Já não era possível escutar o som do carro mas de fundo eu conseguia escutar a música "Je Te Laisserai Des Mots " do cantor Patrick Watson. Os meus olhos não se aguentavam e eu só senti uma grande vontade de dormi, mas eu naquele momento sabia que não podia. A minha barriga começou a dividir a dor com a ferida do meu ombro. Quando a bala atravessou o meu peito eu jurei que eu nem sequer voltaria, mas eu recuperei aos poucos a consciência. Como explicar tal fenômeno? É você pai? O senhor escutou as minhas preces? Se possível, não nos deixa morrer.

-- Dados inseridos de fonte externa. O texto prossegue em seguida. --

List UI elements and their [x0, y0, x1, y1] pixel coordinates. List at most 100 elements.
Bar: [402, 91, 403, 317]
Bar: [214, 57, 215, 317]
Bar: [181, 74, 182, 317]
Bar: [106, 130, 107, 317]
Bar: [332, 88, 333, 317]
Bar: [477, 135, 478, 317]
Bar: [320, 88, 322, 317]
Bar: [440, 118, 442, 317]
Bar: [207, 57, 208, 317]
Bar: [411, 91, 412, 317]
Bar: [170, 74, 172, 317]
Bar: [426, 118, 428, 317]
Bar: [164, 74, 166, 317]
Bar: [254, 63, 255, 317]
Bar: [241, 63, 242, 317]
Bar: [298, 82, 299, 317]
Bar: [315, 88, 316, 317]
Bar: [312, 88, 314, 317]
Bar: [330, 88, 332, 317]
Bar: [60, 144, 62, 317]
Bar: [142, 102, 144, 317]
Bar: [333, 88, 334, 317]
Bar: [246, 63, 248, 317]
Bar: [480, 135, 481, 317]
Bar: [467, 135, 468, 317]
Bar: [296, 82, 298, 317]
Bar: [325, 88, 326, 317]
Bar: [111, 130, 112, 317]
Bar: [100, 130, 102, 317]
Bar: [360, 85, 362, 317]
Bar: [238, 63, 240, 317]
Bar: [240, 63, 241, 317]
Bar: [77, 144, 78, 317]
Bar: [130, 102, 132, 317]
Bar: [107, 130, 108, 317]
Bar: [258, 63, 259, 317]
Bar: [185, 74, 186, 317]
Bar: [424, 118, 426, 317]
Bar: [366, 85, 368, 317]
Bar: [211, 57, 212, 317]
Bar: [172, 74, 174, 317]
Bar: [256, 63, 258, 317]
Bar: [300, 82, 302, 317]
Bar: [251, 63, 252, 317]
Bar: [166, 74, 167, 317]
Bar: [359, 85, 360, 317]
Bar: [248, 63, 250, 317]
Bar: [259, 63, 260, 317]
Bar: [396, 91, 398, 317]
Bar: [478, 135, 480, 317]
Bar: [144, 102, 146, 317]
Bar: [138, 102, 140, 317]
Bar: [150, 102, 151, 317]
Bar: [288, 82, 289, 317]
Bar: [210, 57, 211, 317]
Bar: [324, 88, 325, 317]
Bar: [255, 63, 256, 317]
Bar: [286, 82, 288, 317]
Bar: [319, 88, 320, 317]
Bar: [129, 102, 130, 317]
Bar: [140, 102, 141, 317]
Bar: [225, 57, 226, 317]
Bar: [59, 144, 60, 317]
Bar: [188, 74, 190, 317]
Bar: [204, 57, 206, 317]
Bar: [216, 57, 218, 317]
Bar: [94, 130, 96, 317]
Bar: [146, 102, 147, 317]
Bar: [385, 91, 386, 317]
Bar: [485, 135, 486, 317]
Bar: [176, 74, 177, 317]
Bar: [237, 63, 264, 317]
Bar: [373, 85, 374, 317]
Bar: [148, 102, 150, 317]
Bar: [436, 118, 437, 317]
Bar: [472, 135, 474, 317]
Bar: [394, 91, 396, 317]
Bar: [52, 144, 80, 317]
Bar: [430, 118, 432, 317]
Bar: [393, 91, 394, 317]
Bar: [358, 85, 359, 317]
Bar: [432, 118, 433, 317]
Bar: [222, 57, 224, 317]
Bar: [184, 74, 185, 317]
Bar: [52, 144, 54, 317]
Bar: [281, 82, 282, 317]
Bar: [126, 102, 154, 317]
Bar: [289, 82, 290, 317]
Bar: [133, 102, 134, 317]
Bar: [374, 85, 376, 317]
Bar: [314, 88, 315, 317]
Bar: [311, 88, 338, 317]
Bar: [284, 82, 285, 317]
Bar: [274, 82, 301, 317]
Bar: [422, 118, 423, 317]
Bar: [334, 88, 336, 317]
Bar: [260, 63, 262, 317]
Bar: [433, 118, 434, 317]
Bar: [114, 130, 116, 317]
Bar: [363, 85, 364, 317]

Eu fiquei rezando o tempo todo para não perder a consciência, mas quando eu olhei para a janela, ali eu vi que tudo tinha acabado. Estavam à nossa frente várias viaturas da polícia. A aura então se virou novamente para mim me deu um beijo, o beijo mais rápido e doce que eu já recebi e pisou com força no freio. Nesse momento tudo ficou em câmera lenta, o carro capotou e eu só consegui ver tudo girando. A Sirene da polícia, o rádio do carro, o barulho da chuva, tudo estava se misturando. Quando eu recuperei a consciência eu apenas escutei todos esses barulhos estourando no meu ouvido e quando eu olhei ao meu redor eu vi o carro completamente quebrado e a aura, a aura totalmente machucada, cheia de cacos de vidro no corpo e uma fonte de sangue escorria da cabeça dela. Eu não me lembro de mais muita coisa, apenas de algumas ambulâncias chegando e do boina verde me levando até o hospital enquanto estancava o sangramento do meu peito. Depois disso eu só me recordo do meu corpo entrando em pane. Sabe pai? Essa com toda certeza é a sensação da morte. Aura? Me desculpe!